Along with the county, Hyattsville has undergone change. In 1970, 2.4 percent of its residents were nonwhite; today 30 percent are black and nearly 9 percent Hispanic. But its elected officials are all white, and the historic district, where most of the officeholders live, is overwhelmingly white.

Despite all the restoration going on two blocks off the main drag, Route 1 through Hyattsville remains mostly a strip of car dealerships, storefront churches, empty shops and vacant lots.

A notable exception is Franklin's Deli & General Store, opened last December by Mike and Debbie Franklin in an old hardware store. Five years ago, the Franklins, who had lived in Arlington and Capitol Hill, bought an 1891 home in Hyattsville.

The store is where residents go for their Sunday New York Times, double chocolate raspberry coffee and gourmet sandwiches and salads, served at a dozen 1940s Formica-topped kitchen tables.

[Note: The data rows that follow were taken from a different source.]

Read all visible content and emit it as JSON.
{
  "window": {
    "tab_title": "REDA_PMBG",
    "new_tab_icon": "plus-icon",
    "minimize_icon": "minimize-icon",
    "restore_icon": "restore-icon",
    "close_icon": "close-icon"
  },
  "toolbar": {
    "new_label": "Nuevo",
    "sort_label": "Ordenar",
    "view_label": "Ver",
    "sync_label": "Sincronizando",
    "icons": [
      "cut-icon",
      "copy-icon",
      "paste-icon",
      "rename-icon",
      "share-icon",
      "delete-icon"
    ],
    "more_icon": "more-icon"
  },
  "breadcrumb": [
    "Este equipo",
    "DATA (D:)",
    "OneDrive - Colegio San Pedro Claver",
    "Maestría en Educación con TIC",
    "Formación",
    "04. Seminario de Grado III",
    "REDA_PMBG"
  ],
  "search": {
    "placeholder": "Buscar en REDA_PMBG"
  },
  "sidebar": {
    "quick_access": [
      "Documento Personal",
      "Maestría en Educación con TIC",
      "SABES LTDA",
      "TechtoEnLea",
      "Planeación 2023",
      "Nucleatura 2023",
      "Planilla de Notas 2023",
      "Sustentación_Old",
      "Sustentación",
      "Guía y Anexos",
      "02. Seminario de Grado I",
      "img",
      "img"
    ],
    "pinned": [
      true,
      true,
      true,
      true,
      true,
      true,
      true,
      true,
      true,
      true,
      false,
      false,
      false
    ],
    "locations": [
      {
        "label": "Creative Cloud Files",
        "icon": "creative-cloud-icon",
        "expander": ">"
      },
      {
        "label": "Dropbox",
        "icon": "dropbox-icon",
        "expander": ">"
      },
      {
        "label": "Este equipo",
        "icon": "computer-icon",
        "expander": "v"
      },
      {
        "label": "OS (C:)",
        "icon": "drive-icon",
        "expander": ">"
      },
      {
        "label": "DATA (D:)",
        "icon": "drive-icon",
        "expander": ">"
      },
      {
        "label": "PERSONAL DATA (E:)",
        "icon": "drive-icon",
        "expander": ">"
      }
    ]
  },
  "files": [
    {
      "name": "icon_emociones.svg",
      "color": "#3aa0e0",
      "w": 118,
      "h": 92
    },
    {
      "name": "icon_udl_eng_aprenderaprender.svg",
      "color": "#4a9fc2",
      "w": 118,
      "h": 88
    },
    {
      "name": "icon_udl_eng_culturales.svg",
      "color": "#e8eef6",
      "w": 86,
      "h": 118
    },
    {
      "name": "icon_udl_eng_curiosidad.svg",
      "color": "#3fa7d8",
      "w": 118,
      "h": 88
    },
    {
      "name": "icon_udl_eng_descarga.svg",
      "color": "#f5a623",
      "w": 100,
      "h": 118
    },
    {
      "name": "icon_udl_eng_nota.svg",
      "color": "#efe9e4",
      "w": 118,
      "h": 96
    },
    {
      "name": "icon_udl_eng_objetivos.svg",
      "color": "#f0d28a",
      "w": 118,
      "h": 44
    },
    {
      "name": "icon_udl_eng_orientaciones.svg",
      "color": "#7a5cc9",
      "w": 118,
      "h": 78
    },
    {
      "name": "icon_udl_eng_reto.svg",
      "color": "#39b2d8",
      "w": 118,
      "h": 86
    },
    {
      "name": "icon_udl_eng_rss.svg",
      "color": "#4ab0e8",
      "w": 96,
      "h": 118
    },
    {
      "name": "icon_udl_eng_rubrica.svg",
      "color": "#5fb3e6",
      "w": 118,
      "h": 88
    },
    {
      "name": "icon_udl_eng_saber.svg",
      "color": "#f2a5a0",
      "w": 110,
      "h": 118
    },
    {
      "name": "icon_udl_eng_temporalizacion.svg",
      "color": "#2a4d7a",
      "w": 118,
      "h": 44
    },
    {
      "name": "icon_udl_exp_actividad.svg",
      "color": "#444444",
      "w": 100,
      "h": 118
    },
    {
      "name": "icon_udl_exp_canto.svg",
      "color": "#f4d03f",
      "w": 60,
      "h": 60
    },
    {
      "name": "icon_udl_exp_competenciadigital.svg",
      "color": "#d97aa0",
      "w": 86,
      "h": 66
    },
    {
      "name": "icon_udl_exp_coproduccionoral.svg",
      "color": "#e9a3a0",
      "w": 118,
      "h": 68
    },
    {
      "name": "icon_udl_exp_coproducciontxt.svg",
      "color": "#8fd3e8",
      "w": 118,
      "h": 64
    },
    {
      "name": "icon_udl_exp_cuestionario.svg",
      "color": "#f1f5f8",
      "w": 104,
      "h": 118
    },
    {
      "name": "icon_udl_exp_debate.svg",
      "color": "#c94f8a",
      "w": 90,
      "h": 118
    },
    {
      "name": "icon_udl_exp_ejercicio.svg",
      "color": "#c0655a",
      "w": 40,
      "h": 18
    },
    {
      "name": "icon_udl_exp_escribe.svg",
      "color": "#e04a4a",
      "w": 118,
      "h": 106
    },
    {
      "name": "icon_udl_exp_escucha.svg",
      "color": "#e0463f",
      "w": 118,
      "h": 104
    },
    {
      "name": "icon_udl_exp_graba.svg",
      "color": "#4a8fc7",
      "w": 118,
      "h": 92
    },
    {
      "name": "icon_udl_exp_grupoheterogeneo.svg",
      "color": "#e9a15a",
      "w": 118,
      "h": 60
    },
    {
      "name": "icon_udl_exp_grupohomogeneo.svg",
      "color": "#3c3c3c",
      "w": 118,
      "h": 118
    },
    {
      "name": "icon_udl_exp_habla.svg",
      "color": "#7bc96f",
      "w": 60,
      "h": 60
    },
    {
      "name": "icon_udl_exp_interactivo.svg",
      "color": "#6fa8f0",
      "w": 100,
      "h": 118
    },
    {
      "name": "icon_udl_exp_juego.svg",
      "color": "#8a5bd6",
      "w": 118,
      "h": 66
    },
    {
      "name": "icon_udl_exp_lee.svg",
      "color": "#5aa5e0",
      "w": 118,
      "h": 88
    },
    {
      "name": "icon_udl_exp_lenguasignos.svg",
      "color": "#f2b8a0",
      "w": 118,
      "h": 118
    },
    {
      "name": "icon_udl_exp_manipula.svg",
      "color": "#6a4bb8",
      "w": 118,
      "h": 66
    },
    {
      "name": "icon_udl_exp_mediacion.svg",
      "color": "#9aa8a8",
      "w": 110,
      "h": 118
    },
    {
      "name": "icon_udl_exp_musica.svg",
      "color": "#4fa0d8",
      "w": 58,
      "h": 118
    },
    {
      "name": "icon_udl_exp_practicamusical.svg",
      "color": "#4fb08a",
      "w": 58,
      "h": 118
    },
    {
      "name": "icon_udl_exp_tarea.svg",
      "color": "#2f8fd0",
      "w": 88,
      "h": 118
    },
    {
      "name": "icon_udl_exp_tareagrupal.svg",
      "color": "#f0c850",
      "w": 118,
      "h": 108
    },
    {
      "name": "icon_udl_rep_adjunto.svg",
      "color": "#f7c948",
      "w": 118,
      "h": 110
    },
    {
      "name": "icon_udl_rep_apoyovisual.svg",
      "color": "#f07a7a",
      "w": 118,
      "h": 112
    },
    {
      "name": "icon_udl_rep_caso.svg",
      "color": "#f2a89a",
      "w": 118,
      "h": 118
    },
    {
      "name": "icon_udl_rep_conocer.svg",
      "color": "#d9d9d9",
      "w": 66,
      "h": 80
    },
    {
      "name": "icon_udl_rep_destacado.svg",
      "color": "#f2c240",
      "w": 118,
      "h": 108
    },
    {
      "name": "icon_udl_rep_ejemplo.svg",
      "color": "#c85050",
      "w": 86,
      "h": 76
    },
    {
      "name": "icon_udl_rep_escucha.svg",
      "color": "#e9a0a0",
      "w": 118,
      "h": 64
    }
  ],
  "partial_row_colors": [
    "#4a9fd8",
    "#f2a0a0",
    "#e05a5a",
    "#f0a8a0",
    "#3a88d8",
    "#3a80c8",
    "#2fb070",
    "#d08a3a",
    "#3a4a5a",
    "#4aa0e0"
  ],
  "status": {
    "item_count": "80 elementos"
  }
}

"People who come from other areas are amazed we can do well here, that an upscale business in Prince George's County can thrive," said Mike Franklin, 37. "It's just the perception of the area. The image isn't reality, or it's only part of reality."

Enthusiastic about their adopted home town, many newcomers remain ambivalent about the area around it. Some drive to malls and restaurants in Montgomery County, as do other affluent Prince George's residents.

Although the town has its own police force and little crime, there is a Hyattsville substation of the county police, and crimes from a much larger area, from Langley Park to Landover Hills, are reported as occurring within the "Hyattsville district." Residents resent being lumped in with the surrounding area, and it's a public relations nightmare for town boosters.

But, said Himel, the real estate agent, "it doesn't matter what others think. It's nice and peaceful and a real neighborhood, and that's what matters to us."